Я заинтересовался подробностями. И узнал их вскоре. Сатана сама рассказала мне обо всем. История ее была такова: когда-то, лет пять назад (звали ее тогда более скромно - Наташей), она жила во Владимире, имела семью и, мечтая об артистической карьере, посещала местное музыкальное училище. Семья у нее была небольшая: только она да муж ее, Николай Дормидонтович. Он работал на железной дороге, был старшим вагонным мастером и частенько по долгу службы отсутствовал ночами - уходил в депо на дежурство.
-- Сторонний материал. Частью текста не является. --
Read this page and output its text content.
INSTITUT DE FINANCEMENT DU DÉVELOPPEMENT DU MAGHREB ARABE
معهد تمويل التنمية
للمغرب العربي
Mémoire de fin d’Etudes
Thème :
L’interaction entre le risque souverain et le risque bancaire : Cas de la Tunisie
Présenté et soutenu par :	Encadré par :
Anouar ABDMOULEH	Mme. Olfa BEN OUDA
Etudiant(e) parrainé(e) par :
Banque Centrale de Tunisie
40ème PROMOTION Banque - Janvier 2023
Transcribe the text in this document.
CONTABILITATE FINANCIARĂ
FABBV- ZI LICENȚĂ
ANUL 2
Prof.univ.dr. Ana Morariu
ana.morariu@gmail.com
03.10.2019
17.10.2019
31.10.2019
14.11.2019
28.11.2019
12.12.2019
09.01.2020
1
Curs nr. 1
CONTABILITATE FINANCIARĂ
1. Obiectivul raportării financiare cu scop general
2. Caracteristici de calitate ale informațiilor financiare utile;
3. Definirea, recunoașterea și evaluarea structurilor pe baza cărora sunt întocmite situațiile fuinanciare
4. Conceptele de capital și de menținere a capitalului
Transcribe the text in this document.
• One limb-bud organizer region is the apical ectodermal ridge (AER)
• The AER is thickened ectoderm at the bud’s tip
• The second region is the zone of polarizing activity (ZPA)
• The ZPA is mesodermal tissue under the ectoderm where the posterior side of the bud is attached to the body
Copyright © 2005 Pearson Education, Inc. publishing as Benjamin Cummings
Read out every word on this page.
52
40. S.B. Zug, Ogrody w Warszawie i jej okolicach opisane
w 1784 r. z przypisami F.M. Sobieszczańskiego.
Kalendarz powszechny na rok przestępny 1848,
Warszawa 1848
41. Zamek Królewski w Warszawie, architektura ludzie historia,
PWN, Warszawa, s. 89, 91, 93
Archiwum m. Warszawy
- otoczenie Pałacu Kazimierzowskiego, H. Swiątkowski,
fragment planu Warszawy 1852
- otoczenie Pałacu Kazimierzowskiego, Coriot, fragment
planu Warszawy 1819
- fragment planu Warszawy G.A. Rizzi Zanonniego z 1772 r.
Как и большинство семей, Наташа с мужем ютились в коммунальной квартире. Огромная эта квартира была набита битком. Здесь в восьми комнатах жило в общей сложности человек тридцать; люди многодетные, усталые, обремененные хлопотами и заботами. Во всем этом сонмище была лишь одна молодая вдовушка (Сатана иначе не называла ее, как шалавой и сучкой), которая никакой семьи не имела, забот не знала и проживала в веселом одиночестве в самом конце коридора. Из-за нее-то, из-за этой шалавы, все и произошло.
Наташа давно уже замечала, что вдовушка вьется вокруг Николая, норовит попасться ему на глаза в коридоре или на кухне - мелко хихикает, крутит по-сучьи подолом. Замечала, но не придавала этому значения… Но вот однажды муж ее собрался, как обычно, на ночное дежурство. Надел шинель, взял узелок с харчами и, попрощавшись с Наташей на пороге, ушел, А среди ночи она была разбужена странным шумом. Кто-то возился возле двери. Затем она растворилась, и в комнату вошел Николай. Он был мертвецки пьян и к тому же в одном исподнем белье!
Скребя ногтями волосатую грудь, что-то невнятно мыча и поддергивая сползающие подштанники, он приблизился к кровати, покачался над ней и рухнул ничком. И почти мгновенно заснул.
Задыхаясь и торопясь, Наташа выбралась из постели и как была в одной сорочке побежала по ночному коридору. Дверь, ведущая в комнату вдовушки, оказалась незапертой. Наташа толкнула ее, ступила на цыпочках за порог. И увидела свою соперницу: та спала полуголая, широко разбросав ноги. Простыни сползли на пол. В изголовье лежали две подушки. Рядом, на тумбочке, поблескивал графинчик с недопитой водкой, громоздилась грязная посуда. И среди тарелок увидела она узелок, тот самый узелок с едой, который она ежевечерне вручала Николаю, отбывающему на дежурство!